Saturday, July 23, 2016

1980 Week: Alligator



          A highly enjoyable creature feature that revels in its own derivative nature and that occasionally feels like a real movie instead of a drive-in schlockfest, Alligator was one of the three above-average monster flicks that John Sayles penned during his breakout period, when he alternated between gun-for-hire gigs and early directorial efforts. Like Piranha (1978) and The Howling (1981), this movie conveys a strong sense of self-awareness, often simultaneously perpetuating horror-cinema clichés and winking at them. If nothing else, Alligator is almost certainly the best movie that anyone could have made on the basis of a ridiculous urban myth. The myth in question involves the notion that baby alligators adopted as pets survive in sewers after being flushed away by owners who discard the animals, growing to gigantic size beneath city streets.
          Sayles’ fanciful script adds a sci-fi flourish to this premise, tracking the lifespan of a particular baby alligator who survives by consuming animal carcasses that are illegally dumped from a laboratory conducting experiments on how to genetically increase the size of animals. Thus, once the titular creature begins his inevitable rampage, he’s a 37-foot mutant with a nasty disposition and a super-tough hide. Borrowing more than a few tropes from Jaws (1975), Sayles contrives an opponent who at first glance seems ill-equipped for defeating a gigantic monster—disgraced and unlucky policeman David Madison (Robert Forster). Once the alligator begins eating people in Chicago, David investigates and actually sees the alligator, reporting the amazing discovery to his superiors and receiving only disbelief and ridicule in return. Undaunted, David seeks help from a scientific expert, just as Sheriff Brody does in Jaws, so he teams up with reptile researcher Marisa Kendall (Robin Riker). Adding a bit of pathos to the mix, it turns out Robin owned the monstrous alligator when she was a little girl, and she was helpless to stop her parents from flushing the critter down the shitter. And later, just like in Jaws, concerned officials hire a grizzled hunter, Colonel Brock (Henry Silva), to wipe out the monster.
          Yes, it’s all very by-the-numbers, and some of the FX shots used to convey the scale of the monster are questionable.
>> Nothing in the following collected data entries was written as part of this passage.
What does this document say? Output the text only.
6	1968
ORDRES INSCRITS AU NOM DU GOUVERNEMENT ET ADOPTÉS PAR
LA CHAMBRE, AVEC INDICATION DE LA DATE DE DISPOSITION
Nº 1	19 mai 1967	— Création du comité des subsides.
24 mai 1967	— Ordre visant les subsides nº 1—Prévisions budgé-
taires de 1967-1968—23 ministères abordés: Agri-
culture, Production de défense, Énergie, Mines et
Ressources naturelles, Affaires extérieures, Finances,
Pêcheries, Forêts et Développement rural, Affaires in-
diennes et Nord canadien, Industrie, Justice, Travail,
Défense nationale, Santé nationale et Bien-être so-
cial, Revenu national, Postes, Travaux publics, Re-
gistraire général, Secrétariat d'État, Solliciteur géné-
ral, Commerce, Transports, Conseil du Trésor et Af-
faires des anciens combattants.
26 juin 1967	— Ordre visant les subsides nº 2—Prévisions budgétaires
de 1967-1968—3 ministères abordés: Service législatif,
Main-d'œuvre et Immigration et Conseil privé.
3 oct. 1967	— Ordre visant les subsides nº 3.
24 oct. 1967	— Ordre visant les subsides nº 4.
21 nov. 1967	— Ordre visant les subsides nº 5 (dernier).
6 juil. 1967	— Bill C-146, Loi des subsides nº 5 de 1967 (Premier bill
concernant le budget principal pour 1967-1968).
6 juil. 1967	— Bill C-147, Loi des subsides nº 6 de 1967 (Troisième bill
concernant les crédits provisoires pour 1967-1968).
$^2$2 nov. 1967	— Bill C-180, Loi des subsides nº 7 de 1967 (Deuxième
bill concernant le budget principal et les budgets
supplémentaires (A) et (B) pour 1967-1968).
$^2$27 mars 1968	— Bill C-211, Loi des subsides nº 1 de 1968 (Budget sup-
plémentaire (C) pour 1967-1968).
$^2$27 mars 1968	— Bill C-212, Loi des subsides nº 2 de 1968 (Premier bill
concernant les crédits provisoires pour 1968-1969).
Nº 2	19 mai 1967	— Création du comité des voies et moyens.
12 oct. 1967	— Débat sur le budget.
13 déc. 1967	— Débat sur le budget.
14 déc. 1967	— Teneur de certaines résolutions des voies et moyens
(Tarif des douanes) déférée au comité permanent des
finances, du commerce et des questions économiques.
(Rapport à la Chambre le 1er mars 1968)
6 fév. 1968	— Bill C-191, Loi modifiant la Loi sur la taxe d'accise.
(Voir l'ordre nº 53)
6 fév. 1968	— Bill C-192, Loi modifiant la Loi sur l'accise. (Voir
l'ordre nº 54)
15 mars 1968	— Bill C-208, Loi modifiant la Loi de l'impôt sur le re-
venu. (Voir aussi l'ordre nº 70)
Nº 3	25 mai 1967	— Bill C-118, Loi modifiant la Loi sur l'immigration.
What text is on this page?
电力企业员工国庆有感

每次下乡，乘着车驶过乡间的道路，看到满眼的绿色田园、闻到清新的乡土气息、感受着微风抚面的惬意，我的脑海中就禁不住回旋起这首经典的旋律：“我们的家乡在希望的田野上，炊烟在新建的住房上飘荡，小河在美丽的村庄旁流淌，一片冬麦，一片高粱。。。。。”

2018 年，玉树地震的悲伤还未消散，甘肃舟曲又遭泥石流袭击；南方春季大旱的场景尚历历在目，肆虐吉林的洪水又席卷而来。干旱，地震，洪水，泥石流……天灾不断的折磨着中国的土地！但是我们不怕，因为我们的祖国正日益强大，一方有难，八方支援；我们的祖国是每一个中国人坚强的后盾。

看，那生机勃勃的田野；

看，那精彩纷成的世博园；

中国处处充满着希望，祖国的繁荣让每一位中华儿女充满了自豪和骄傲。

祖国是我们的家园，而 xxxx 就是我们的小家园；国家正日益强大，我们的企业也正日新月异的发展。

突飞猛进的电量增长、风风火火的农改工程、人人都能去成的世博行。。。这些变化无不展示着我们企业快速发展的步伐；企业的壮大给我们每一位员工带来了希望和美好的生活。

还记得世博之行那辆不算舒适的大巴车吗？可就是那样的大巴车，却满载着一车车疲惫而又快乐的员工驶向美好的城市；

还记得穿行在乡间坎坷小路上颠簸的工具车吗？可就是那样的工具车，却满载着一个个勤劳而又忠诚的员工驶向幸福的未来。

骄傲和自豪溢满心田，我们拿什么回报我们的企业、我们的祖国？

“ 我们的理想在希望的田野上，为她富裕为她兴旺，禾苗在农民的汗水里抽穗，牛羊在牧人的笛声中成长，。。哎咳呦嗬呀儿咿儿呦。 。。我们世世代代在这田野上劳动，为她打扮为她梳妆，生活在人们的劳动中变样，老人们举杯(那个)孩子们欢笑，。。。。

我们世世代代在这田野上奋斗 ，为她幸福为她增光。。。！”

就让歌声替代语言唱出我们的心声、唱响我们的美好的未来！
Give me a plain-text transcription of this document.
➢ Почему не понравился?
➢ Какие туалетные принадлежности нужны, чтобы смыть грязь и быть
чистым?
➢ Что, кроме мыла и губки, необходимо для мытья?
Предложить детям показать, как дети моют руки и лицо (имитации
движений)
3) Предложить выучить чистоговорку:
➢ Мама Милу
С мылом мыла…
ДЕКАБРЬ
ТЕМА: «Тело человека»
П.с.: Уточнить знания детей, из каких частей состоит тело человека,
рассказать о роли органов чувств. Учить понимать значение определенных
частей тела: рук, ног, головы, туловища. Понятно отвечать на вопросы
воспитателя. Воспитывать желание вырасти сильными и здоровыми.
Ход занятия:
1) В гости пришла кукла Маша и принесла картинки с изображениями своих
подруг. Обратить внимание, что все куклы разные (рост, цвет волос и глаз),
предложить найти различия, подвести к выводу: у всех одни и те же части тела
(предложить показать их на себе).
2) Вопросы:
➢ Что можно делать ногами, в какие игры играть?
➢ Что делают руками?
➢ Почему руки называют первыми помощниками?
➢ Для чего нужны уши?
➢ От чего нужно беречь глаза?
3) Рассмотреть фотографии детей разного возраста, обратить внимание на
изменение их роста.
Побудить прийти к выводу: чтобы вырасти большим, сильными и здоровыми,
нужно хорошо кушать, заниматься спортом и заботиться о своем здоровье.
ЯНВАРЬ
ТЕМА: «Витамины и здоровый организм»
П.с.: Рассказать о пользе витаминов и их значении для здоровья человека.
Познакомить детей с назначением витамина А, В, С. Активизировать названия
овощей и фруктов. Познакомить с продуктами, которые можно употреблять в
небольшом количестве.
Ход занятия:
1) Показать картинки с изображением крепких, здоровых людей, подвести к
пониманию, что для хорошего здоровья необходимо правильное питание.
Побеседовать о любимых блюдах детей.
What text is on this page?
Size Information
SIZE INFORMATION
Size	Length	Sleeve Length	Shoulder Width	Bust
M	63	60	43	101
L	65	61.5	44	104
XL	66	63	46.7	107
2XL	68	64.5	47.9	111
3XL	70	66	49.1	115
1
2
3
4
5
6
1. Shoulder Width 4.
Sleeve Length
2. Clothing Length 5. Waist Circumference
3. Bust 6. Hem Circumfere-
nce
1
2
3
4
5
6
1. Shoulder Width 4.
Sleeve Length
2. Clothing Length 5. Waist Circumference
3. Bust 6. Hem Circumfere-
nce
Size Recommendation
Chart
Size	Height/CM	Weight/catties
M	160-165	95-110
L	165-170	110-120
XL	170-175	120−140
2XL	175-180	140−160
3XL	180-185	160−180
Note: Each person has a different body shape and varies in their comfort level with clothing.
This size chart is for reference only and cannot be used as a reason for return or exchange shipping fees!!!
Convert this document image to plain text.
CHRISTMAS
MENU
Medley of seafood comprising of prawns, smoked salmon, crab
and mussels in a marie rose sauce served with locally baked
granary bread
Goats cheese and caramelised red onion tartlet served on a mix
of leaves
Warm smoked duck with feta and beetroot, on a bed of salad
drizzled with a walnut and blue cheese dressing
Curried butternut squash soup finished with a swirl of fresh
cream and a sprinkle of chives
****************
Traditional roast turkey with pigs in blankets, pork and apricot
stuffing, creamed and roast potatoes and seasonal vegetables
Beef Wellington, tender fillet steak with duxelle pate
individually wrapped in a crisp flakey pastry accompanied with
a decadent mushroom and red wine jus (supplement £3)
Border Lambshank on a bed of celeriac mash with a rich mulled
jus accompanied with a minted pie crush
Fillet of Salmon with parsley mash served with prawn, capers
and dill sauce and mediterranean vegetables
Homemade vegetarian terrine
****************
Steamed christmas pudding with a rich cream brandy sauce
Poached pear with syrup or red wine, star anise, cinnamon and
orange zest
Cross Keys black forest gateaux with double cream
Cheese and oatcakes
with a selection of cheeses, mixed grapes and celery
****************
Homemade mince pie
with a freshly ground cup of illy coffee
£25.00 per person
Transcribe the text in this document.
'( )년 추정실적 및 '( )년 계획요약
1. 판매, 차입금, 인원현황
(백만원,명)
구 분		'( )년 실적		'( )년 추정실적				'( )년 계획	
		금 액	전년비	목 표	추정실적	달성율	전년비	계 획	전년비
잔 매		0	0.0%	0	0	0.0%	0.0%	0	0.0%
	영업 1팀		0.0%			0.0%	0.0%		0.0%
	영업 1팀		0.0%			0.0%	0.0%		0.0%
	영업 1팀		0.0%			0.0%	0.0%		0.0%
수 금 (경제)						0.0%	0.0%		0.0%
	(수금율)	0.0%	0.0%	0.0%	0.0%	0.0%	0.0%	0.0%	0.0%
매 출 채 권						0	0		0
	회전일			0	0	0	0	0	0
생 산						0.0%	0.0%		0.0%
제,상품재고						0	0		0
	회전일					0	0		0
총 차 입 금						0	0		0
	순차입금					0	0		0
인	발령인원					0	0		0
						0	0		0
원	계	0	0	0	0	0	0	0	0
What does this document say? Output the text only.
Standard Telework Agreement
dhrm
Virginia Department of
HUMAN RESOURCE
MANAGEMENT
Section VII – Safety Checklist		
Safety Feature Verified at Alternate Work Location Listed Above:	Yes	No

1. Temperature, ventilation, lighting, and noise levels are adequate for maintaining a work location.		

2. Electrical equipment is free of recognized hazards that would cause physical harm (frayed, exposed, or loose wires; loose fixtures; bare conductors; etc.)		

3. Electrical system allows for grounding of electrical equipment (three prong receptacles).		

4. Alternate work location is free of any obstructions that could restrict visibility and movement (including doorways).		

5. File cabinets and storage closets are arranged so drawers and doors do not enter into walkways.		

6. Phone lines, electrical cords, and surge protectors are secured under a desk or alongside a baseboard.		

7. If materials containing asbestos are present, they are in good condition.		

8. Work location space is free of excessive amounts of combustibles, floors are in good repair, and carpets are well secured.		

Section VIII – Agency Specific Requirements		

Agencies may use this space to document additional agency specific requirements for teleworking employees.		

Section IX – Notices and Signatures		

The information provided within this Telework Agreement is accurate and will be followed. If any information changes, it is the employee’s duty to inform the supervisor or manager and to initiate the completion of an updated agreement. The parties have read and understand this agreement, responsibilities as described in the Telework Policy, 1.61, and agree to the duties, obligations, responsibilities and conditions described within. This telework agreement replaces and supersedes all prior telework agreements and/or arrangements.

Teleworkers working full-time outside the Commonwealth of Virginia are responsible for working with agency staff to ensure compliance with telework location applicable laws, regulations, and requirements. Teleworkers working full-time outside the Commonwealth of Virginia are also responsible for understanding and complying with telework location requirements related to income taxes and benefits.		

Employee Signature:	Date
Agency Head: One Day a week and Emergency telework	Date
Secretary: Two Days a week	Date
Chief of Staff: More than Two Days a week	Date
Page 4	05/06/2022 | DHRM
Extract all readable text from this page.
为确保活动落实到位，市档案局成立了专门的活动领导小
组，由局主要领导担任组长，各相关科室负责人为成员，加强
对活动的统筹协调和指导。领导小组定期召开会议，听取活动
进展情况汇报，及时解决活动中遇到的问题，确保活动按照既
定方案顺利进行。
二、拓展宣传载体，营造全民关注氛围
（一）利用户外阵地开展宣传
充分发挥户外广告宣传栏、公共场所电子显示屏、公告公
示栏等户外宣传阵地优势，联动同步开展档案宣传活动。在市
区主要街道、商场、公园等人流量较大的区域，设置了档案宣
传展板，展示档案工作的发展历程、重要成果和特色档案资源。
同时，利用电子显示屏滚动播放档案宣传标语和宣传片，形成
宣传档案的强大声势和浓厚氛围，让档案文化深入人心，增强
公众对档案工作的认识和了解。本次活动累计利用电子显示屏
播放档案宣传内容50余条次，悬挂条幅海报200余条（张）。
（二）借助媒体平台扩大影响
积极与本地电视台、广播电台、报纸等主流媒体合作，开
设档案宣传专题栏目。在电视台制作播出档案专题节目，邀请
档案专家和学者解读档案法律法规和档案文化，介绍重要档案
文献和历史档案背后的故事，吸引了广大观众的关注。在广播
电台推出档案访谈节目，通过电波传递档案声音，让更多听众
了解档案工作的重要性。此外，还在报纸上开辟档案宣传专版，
But as directed by the capable editor-turned-filmmaker Lewis Teague, who previously collaborated with Sayles on the potent crime picture The Lady in Red (1979), Alligator hums along nicely, bouncing from enjoyably creepy sewer scenes in which the monster is barely seen to outrageous above-ground sequences featuring the giant gator chomping on people. Forster grounds the piece with an appealingly grumpy characterization, and Sayles ensures that gentle sight gags and verbal humor complement the bloodshed. An almost completely unrelated sequel, Alligator II: The Mutation, was released in 1991 to universal scorn.

Alligator: FUNKY

1 comment:

adam said...

This is a great, fun "B" movie. Nice review!